Campaign renewed after jailed Qatari poet in solitary confinement loses appeal
Campaigners have renewed their fight to end the detention of a Qatari poet, after his appeal against a 15-year sentence was turned down last month. Muhammad ibn al-Dheeb al-Ajami’s jail term for “criticising the ruler” and “inciting the overthrow of the ruling system” was upheld on 21 October. He remains in solitary confinement in Doha Central prison.
According to human rights and freedom of speech campaigners PEN International, Ajami was a literature student at Cairo University in 2010 when he recited a poem in his apartment among friends, in which he criticized the former emir, Sheikh Hamad al Thani. The poem was in response to a poem by a fellow poet, but one of the students in the apartment recorded Ajami and uploaded the reading on YouTube. According to Ajami’s lawyer Dr Najeeb al-Nauimi, a former justice minister in Qatar, the poem was spoken in a private setting and thus violated no law. Another of Ajami’s poems - ‘Tunisian Jasmine - which expressed support for the 2011 uprising in Tunisia and criticised other Arab governments was circulated on the internet.
Ajami was sentenced to life in November 2012 on charges of “inciting the overthrow of the ruling system” and “criticising the [then] emir and the crown prince [now emir]” in his poetry. Earlier this year his sentence was reduced to 15 years. Following the court’s latest ruling, his only legal hope is to be pardoned by the emir.

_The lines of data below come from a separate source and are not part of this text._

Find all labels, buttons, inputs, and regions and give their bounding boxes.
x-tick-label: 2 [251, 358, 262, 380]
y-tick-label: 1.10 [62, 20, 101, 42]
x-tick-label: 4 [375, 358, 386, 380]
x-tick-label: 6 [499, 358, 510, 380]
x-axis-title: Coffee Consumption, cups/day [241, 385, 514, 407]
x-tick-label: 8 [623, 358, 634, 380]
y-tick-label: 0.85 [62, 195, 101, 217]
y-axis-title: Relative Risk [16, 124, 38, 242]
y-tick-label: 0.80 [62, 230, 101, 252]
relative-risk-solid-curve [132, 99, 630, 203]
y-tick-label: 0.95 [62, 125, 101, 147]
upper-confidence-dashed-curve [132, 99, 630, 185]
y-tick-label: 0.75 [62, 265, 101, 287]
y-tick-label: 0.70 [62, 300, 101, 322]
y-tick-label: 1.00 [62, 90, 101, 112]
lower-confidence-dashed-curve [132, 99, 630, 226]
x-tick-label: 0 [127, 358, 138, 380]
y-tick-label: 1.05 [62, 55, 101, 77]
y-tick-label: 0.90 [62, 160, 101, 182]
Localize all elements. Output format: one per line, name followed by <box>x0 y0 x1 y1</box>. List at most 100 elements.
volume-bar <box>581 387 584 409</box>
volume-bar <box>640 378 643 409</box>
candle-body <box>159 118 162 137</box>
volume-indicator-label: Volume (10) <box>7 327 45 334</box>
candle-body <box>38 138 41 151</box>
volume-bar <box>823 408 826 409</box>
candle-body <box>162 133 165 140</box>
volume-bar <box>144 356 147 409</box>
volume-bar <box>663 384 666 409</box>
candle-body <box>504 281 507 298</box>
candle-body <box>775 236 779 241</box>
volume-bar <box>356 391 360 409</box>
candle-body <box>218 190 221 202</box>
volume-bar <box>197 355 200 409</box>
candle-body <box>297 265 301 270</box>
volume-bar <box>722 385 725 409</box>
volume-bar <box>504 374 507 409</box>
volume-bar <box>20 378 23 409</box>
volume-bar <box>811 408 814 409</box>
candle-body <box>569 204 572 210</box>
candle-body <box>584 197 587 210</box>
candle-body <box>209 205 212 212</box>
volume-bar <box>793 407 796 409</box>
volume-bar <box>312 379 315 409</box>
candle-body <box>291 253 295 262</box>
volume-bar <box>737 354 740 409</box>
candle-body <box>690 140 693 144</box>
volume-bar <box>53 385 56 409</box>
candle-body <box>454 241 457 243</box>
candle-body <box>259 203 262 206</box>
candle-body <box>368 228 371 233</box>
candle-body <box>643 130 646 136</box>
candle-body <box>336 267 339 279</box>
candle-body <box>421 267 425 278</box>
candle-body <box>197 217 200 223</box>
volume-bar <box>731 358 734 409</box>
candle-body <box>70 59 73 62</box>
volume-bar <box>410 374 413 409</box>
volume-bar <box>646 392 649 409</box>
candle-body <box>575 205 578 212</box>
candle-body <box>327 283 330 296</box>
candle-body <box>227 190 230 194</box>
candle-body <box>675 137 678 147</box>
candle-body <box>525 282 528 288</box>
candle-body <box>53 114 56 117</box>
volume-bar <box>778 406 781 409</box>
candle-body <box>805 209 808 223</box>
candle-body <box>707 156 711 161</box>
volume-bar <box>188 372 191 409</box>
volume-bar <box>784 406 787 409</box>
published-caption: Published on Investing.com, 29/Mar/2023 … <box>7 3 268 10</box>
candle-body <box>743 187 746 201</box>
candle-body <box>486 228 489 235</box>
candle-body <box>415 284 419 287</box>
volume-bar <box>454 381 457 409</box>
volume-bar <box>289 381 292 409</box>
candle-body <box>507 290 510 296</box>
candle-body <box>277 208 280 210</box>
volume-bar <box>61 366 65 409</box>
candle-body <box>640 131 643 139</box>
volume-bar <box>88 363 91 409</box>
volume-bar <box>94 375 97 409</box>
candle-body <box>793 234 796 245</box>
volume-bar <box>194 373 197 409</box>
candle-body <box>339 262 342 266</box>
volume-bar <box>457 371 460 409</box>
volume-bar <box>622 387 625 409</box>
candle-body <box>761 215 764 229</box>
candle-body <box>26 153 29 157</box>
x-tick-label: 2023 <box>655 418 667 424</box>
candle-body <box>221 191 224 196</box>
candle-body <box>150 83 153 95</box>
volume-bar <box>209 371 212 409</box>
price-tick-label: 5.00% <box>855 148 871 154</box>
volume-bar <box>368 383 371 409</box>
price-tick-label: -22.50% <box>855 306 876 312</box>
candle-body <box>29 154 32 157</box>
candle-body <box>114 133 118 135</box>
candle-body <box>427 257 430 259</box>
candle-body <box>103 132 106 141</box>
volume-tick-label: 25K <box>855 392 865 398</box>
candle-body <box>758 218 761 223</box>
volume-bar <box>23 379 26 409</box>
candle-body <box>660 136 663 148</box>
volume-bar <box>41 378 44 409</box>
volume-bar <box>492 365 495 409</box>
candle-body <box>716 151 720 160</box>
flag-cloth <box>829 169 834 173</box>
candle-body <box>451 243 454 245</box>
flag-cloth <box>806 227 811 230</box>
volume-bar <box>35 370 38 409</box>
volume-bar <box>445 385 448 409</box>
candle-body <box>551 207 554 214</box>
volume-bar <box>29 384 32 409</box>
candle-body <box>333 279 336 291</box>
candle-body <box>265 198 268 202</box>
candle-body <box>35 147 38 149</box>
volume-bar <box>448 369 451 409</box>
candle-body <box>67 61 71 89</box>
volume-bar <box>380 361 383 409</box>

PEN International says Ajami was arrested on 16 November 2011, after responding to a summons, and was detained incommunicado for several months. His trial was repeatedly postponed. Ajami has been held in solitary confinement since his arrest. You can find details on how to support the campaign to free Ajami here
PHOTOGRAPH: ENGLISH PEN
M.C. Newberry
Sat 16th Nov 2013 11:43
The recitation seems some way removed from
public incitement to disaffection and hatred,
even less when any wider distribution via
Youtube was NOT the action of its author.
How tragic that a country can be ruled and the
law enforced by those so fearful of poetry spoken
in private.
These same souls would no doubt insist on being
thought civilised and treated as such by more
advanced nations. They should be ashamed.